Selain melakukan penataan tapak atau lahan yang ramah lingkungan, pembangunan gedung-gedung untuk perkantoran UT juga dilakukan dengan berwawasan ramah lingkungan. 

 

Penerapan Green Building untuk Pembangunan

Gedung di UT

Di samping memikirkan fungsi dari bangunan, perencanaan gedung UT juga memperhatikan aspek energi dan lingkungan, terutama energi listrik. 

Sedangkan aspek lingkungan yang harus diperhatikan adalah air karena lingkungan di sekitar UT merupakan daerah yang sulit air tanah. Dengan demikian bangunan di UT harus dilengkapi dengan resapan air untuk menampung air hujan agar air hujan tidak terbuang ke sungai. Air hujan sedapat mungkin terserap melalui sumur-sumur resapan untuk menjaga ketersediaan air tanah. 

Merencanakan pembangunan perkantoran dengan konsep di atas memang tidak mudah, terutama ditinjau dari segi biaya. Meskipun demikian, UT berusaha memenuhi standar bangunan yang dapat dikategorikan sebagai green building.

Konsep green building yang dicoba diterapkan dalam pembangunan gedung di UT meliputi masalah energi (listrik), kemudahan pemeliharaan, dan air resapan.

Secara umum, kebutuhan listrik untuk penerangan ruangan mencapai 20% dari seluruh beban listrik. Karena itu, untuk menghemat pemakaian listrik, gedung di UT didesain untuk dapat memanfaatkan penerangan alami secara optimal.

Untuk itu, gedung-gedung di UT banyak menggunakan jendela dan pintu kaca. Kaca merupakan material yang unik dan memiliki karakteristik transparan.

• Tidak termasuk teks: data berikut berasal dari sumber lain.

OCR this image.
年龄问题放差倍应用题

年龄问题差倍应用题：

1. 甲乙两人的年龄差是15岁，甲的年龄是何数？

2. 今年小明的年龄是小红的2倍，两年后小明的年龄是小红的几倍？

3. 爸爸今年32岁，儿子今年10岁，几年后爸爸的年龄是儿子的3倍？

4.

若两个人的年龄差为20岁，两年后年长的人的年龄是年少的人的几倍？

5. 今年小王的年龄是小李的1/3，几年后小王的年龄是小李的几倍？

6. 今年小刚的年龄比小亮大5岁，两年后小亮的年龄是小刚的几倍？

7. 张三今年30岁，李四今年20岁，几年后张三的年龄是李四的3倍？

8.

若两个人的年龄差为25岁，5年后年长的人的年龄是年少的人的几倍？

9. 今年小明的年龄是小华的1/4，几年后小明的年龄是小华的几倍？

Ruang kerja sudah cukup terang hanya dengan menggunakan penerangan sinar matahari. Untuk keperluan kerja pada pagi hingga siang hari lampu-lampu yang dipasang di sepanjang jendela kaca tidak perlu dinyalakan. Untuk memanfaatkan penerangan alami secara optimal, jaringan lampu penerangan/listrik dapat diatur secara paralel. Lampu-lampu yang dekat jendela kaca dihubungkan dengan satu saklar yang sama. Demikian juga dengan lampu-lampu penerangan yang jauh dari jendela kaca.

Meskipun demikian, penggunaan cahaya alami juga mengandung risiko, yaitu cahaya yang ditransmisikan ke dalam ruangan juga menghantarkan udara panas. Untuk itu, bangunan di UT dirancang menggunakan jenis kaca yang tidak menghantarkan panas ke dalam ruangan, seperti kaca stopsol.

Dengan demikian jendela kaca yang berjejer pada sebagian besar bangunan UT bukan hanya berfungsi menghantarkan cahaya dari luar, tetapi juga memantulkan udara panas sehingga beban pendingin ruangan tidak terlalu berat.